Knee Pain after ACL Surgery?
Knee pain after an ACL reconstruction?
ACL reconstructions are a very common surgery/injury in the athletic population . Once someone has had a surgery like this, it is not uncommon to have anterior knee pain, or pain on the front of the knee after the surgery. This type of pain typically sets in around 1-2 months after and can persist for periods of time if not addressed appropriately.
There a multitude of reasons why someone may have pain after a knee surgery, but in this post, I will go over a couple different reasons why and what to do about it.
1. Optimize Ankle, Knee, and Hip Mobility
I personally had 2 ACL reconstructions and was dealing with anterior knee pain after the 2nd one. I didn’t know this at the time, but my intense anterior knee pain had contributing factors from my hip and ankle mobility.
Lack of ankle dorsiflexion mobility, aka knee going over toes, lack of hip rotation (internal and/or external), and lack of hip extension mobility (bringing leg behind your body), can all play a roll. When an area of the body lacks mobility, then the body will have to compensate and move more somewhere else.
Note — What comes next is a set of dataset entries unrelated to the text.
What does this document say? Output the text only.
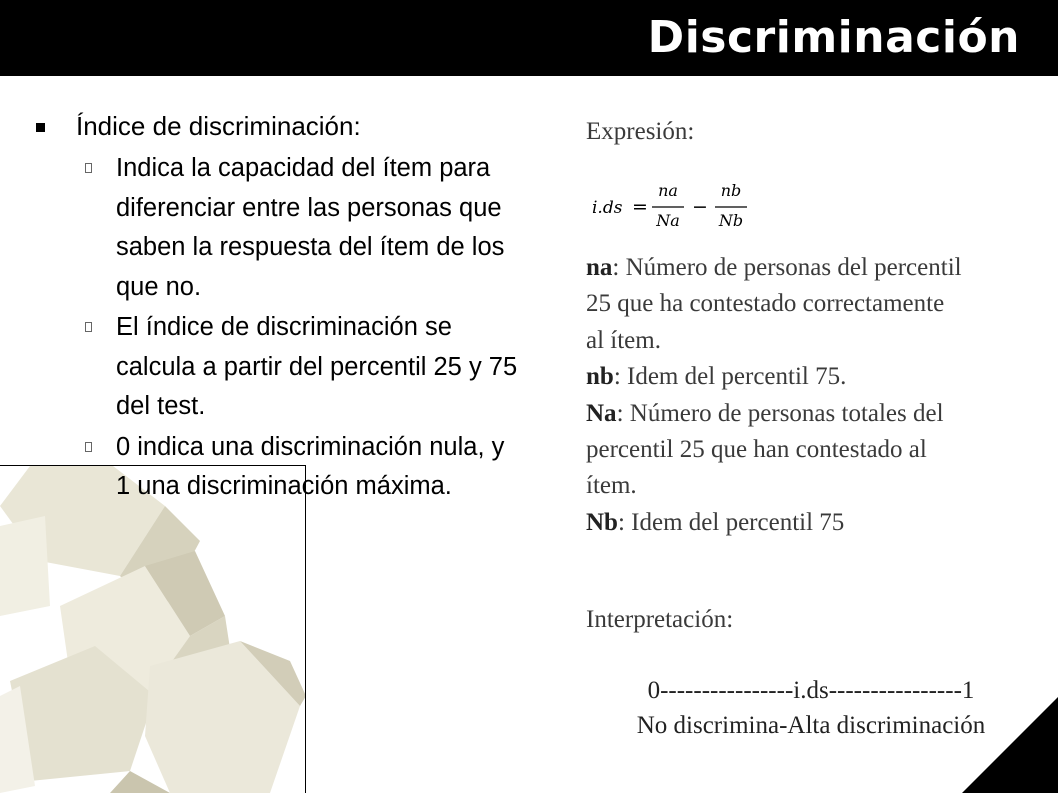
Discriminación
Índice de discriminación:
Indica la capacidad del ítem para diferenciar entre las personas que saben la respuesta del ítem de los que no.
El índice de discriminación se calcula a partir del percentil 25 y 75 del test.
0 indica una discriminación nula, y 1 una discriminación máxima.
Expresión:
i.ds =
na
Na
−
nb
Nb
na: Número de personas del percentil 25 que ha contestado correctamente al ítem.
nb: Idem del percentil 75.
Na: Número de personas totales del percentil 25 que han contestado al ítem.
Nb: Idem del percentil 75
Interpretación:
0----------------i.ds----------------1
No discrimina-Alta discriminación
This may not be painful immediately, but over time, it can increase the stress on one area, ie. the patella tendon, and in turn it can become irritated.
Ways to improve your ankle and hip mobility are through:
Self Myofascial Release or some form of hands-on soft tissue mobilization by a licensed medical practitioner.
Some mobility drills that can also help with that are:
½ Kneeling Couch Stretch
-Maintain a straight line from your ear to your shoulder, hip and knee.
90/90 Hip ER/IR
-Front knee at 90 degrees, back knee at 90 degrees.
-Stretch should be felt in the hip when leaning forward or back.
90/90 Hip Switches
-Slow and controlled
Knee to Wall Ankle Mobs
-Keep foot straight ahead
-Lean forward and hold for 5 sec
-Perform for 8-10 reps
2. Well Structured Strength and Conditioning
Often times after a patella tendon graft after an ACL reconstruction, a well-structured strength and conditioning program needs to be in place in order to strengthen all areas, but specifically the quadriceps, glutes, hamstrings, calves, core, etc.
If an athlete is presenting with deficiencies in these areas, it can delegate and compound stress to the patella tendon vs across multiples muscles and joints.
A well-structured strength and conditioning program would consist of:
Bilateral Knee Dominant Movements
Bilateral Hip Dominant Movements
Unilateral Knee Dominant Movements
Unilateral Hip Dominant Movements
Single Leg Deadlifts
Single Leg Bridges/Hip Thrusts
Stability Ball Rollouts
Those are just 2 areas to look at if someone is experiencing pain in their patella tendon after an ACL reconstruction. Make sure to optimize hip, knee and ankle mobility as well as be performing a well-structured strength and conditioning program.